According to Variety, following Pornhub’s decision to go dark in the Lone Star State, searches for the term “‘VPN’ jumped more than fourfold.”

VPN stands for “virtual private network,” a tool that masks the geographic location of Internet users and allows them to access websites that are prohibited in their jurisdictions by allowing them to appear as if they are located in some other state where Pornhub is not blocked. 

As reported by the libertarian magazine Reason, similar spikes in interest in VPNs have been seen in six other states besides Texas where Pornhub and similar sites have blocked users due to age-verification laws.

Those states are Arkansas, Mississippi, Montana, North Carolina, Utah, and Virginia. At least seven other states with Republican-led legislatures have proposed nearly identical laws this year.

Reason notes that Louisiana, despite having an age-verification law for adult websites, has not been blocked by Pornhub or other sites, because its law is crafted differently.
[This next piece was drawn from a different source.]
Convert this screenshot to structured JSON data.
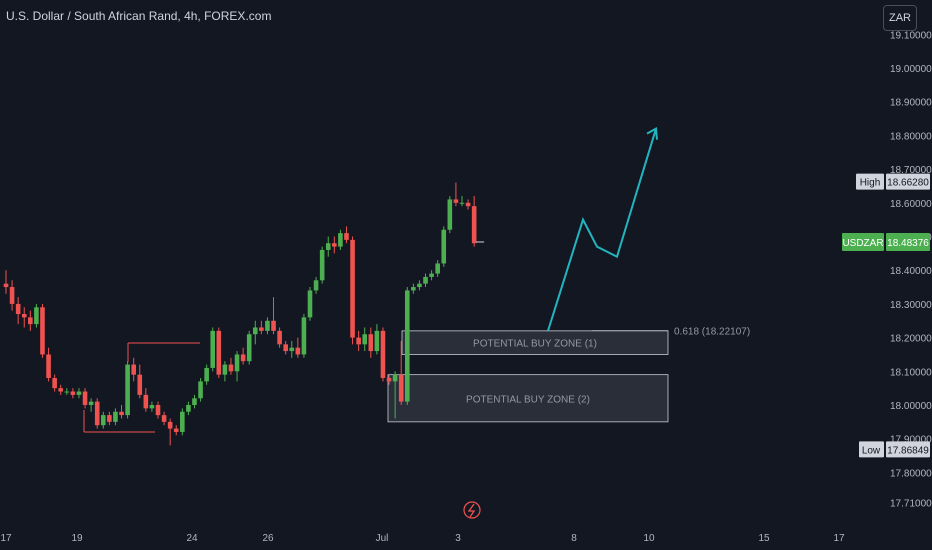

In Louisiana, porn sites are not required to directly collect user IDs. Rather, the state’s government helped develop a third-party service called LA Wallet, which stores digital driver’s licenses and can serve as an online age verification credential while also not requiring users to turn over their real identities to porn sites, where that information could be harvested and used to identify — and potentially punish, shame or “cancel” — adults who access porn sites.

Additionally, companies like Aylo have argued that restrictions on porn site access should be implemented at the device level, which may actually be more effective in limiting minors’ ability to access adult content

Under such a model, parents could enable a parental-control mechanism on devices that would alert websites — not just those with porn, but websites with non-pornographic content that parents may find objectionable — that a person using the device is under 18.

Alternatively, lawmakers could also pass a law requiring all smartphone or computer users to verify their age with the device provider and warn companies if children have access to the devices in question — though such an approach could be argued to infringe on individual device owners’ civil liberties.